In the small-area sampling context you have lots of $θ$ s, $y$ s, $σ$ s, and so on, one for each small area, and you get sets of intervals $C_{s}^{j} = {θ : y_{j} + σ_{j} z_{α (1 - s_{j} (θ))} < θ < y_{j} + σ_{j} z_{1 - α s_{j} (θ)}}$

From a sampling/frequency point of view, the true $θ_{j}$ are fixed, and $y_{j} - θ_{j}$ depends only on sampling variability.

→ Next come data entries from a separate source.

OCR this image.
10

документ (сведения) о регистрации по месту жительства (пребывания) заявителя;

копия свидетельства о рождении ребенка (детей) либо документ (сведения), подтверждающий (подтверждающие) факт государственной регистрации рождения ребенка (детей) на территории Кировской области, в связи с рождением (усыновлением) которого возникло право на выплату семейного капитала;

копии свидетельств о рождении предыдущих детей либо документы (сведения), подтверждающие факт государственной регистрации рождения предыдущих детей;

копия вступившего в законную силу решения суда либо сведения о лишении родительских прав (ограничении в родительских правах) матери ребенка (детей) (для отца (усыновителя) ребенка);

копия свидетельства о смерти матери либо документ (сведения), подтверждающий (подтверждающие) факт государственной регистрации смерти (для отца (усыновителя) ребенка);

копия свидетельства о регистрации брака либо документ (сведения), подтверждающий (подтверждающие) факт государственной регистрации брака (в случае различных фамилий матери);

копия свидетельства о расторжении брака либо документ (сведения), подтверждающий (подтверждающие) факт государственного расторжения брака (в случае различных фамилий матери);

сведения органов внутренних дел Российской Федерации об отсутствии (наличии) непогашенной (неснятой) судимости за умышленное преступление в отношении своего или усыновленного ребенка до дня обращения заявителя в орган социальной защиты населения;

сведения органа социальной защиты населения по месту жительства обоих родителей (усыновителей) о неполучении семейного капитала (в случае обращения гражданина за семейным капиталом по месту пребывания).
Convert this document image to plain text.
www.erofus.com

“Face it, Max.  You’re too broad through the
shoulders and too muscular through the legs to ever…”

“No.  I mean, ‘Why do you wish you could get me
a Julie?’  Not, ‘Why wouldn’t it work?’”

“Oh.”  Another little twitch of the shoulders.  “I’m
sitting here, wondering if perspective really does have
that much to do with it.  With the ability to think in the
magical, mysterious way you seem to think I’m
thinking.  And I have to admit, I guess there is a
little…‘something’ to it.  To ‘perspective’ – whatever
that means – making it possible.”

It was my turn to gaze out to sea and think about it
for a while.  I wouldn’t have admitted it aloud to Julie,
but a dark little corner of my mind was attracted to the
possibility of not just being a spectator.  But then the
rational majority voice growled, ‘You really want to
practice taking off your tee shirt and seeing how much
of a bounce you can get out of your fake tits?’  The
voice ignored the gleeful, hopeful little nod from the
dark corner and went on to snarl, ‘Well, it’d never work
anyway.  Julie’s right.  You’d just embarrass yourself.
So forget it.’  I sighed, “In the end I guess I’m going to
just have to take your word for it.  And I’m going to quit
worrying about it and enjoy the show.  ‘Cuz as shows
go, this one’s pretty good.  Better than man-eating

So it’s perfectly ok to allow $s_{j} (θ)$ to depend on data from areas other than area $j$ .

In particular, you might have a prior for $θ_{j}$ based on the data from all the other areas, say $θ_{j} \sim N (μ_{j}, τ_{j}^{2})$ , and you might want to have shorter confidence intervals when $θ_{j}$ is near $μ_{j}$ . You can do this by biasing the two-sided test to reject on the lower side for $θ_{j} < μ_{j}$ and on the upper side for $θ_{j} > μ_{j}$ . Specifically, Burris & Hoff define $g (ω) = Φ^{- 1} (α ω) - Φ^{- 1} (α (1 - ω))$ and then $s_{j} (θ) = g^{- 1} (2 σ_{j} (θ - μ_{j}) / t a u_{j}^{2})$ and show this all works, and something similar works in the more-plausible setting where you don’t know the $σ$ s.

In R

make.s<-function(mu, sigma,tau2,alpha){
    g<-make.g(alpha)
    ginv<-make.ginv(alpha)
    
    function(theta) ginv(2*sigma*(theta-mu)/tau2)
}

make.g<-function(alpha){
    function(omega) qnorm(alpha*omega)-qnorm(alpha*(1-omega))
}
make.ginv<-function(alpha){
    g<-function(omega)  qnorm(alpha*omega)-qnorm(alpha*(1-omega))
    function(x){
        f<-function(omega) g(omega)-x
        if (x<0) {
            uniroot(f,c(pnorm(x/alpha),0.5))$root
        } else if (x==0) {
            0.5
        } else 
            uniroot(f,c(0.5,pnorm(x/alpha)))$root
    }
}

ci<-function(y, sigma, s,alpha){

    f_low<-function(theta) theta-(y+sigma*qnorm(alpha*(1-s(theta))))
    f_up<-function(theta) (y+sigma*qnorm(1-alpha*s(theta)))-theta

    low0<-y+qnorm(alpha/2)*sigma
    low1<-low0
    low<-if (f_low(low1)>0){
        while(f_low(low1)>0) low1<- y+(low1-y)*2
        uniroot(f_low,c(low1,low0))$root
    } else{
        uniroot(f_low,c(low0,y))$root
    }
    hi0<-y+qnorm(1-alpha/2)*sigma
    hi1<-hi0
    high<-if (f_up(hi1)>0){
        while(f_up(hi1)>0) hi1<- y+(hi1-y)*2
        uniroot(f_up,c(hi0,hi1))$root
    } else{
        uniroot(f_up,c(y,hi0))$root
    }
    
    c(low,high)
}

There’s a sense in which this has got to be cheating. In some handwavy sense, you’re sort of getting away with a $1 - 2 α$ confidence interval near $μ_{j}$ at the expense of overcoverage elsewhere. But not really. The intervals really have $1 - α$ coverage: if you generated data for any true $θ$ and used this procedure, $1 - α$ of the intervals would cover that true $θ$ , whatever it was. It’s all good.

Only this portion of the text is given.